Asgari değil “yoksulluk” ücreti
DEVA İzmir İl Başkanı Ösen, asgari ücrete yapılan zammın da toplumda ekonomik olarak rahatlama, insanca yaşama beklentisini karşılamadığını vurguladı. Bekar ve çocuksuz işçiye 268 liralık Asgari Geçim İndimi (AGİ) ile birlikte net 2 bin 825 lira 90 kuruşluk ücretin 3 bin 146 lira olan bekar yaşama maliyetinin bile altında kaldığını anlatan Seda Kaya Ösen, “Asgari ücretin üzerinden 500.85 TL’lik SGK primi, 456.13 TL’lik vergi, 35.78 TL’lik İşsizlik Fonu, 27.15 TL’lik de Damga Vergisi alınıyor.

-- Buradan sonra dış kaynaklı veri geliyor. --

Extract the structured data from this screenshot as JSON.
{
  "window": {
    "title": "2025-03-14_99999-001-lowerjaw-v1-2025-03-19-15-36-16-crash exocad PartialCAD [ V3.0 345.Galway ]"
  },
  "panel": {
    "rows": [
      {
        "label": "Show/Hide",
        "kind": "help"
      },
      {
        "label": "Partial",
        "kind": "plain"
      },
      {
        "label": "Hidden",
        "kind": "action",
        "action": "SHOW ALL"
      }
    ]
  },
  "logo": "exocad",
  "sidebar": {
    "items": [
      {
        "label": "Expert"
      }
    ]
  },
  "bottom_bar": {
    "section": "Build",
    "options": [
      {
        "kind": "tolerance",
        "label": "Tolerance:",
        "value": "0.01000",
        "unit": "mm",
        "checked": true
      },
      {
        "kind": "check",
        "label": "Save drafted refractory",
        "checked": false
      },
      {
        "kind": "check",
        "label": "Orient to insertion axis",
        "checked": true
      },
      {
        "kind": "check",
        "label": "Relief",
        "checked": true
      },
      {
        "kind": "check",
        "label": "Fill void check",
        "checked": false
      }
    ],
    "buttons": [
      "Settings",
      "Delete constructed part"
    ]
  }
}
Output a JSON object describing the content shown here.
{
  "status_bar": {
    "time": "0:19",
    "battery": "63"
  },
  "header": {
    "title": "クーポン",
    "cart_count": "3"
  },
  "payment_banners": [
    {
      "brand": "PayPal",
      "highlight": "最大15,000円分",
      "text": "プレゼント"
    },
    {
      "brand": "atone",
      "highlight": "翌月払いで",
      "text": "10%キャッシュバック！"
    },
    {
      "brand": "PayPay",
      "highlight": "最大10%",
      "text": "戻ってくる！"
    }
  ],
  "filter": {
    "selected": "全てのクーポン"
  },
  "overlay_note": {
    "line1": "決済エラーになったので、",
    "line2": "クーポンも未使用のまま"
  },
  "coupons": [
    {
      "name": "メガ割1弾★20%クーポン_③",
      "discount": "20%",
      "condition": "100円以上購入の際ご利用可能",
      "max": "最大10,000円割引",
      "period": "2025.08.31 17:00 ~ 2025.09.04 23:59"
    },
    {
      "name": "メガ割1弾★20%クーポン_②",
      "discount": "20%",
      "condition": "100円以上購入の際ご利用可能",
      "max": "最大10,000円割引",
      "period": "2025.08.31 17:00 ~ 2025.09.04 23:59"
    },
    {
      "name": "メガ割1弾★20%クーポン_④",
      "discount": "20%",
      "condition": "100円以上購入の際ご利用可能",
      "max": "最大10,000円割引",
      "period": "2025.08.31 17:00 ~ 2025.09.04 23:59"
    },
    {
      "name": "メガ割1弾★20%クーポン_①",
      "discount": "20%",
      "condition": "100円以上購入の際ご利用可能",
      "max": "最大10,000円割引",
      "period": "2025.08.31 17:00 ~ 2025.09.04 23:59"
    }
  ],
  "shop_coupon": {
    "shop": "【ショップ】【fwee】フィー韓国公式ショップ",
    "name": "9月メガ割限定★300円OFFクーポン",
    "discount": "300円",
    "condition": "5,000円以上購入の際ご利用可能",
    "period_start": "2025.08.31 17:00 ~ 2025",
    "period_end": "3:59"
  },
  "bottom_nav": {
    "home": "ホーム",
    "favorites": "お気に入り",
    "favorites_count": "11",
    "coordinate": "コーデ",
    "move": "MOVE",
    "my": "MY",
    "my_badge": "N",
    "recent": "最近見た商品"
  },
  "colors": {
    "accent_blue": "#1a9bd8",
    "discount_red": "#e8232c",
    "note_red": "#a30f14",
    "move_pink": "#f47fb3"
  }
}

Asgari ücretin işverene maliyeti 4 bin 203 lirayı buluyor. Yük yine çalışanın ve işverenin üzerinde. Evli, eşi çalışmayan ve 2 çocuklu işçinin eline AGİ dahil 2 bin 960 TL, evli, eşi çalışmayan ve 4 çocuklu işçinin eline de yine AGİ dahil 3 bin 13 TL geçiyor. Cumhurbaşkanı nikahına tanıklık ettiği çiftlerden 4 çocuk yapmalarını istiyor. Türkiye’nin genç nüfusu elbette büyük avantajdır. Ancak açlık sınırının 2 bin 590 lira olduğu dikkate alındığında asgari ücretle yaşama şartlarında 4 çocuk için hangi yaşam, sağlık, eğitim ve istihdam güvencesi verilmektedir? Memura yüzde 7.36, emekliye yüzde 8.36 zam hiçbir soruna çözüm değildir. Çalışanların yüzde 43’ünün asgari ücretli olduğu toplumda ne ekonomi canlanır, ne nitelikli eğitim ve sağlık hizmeti verilir ne de çağdaş medeniyet seviyesi yakalanır” diye konuştu.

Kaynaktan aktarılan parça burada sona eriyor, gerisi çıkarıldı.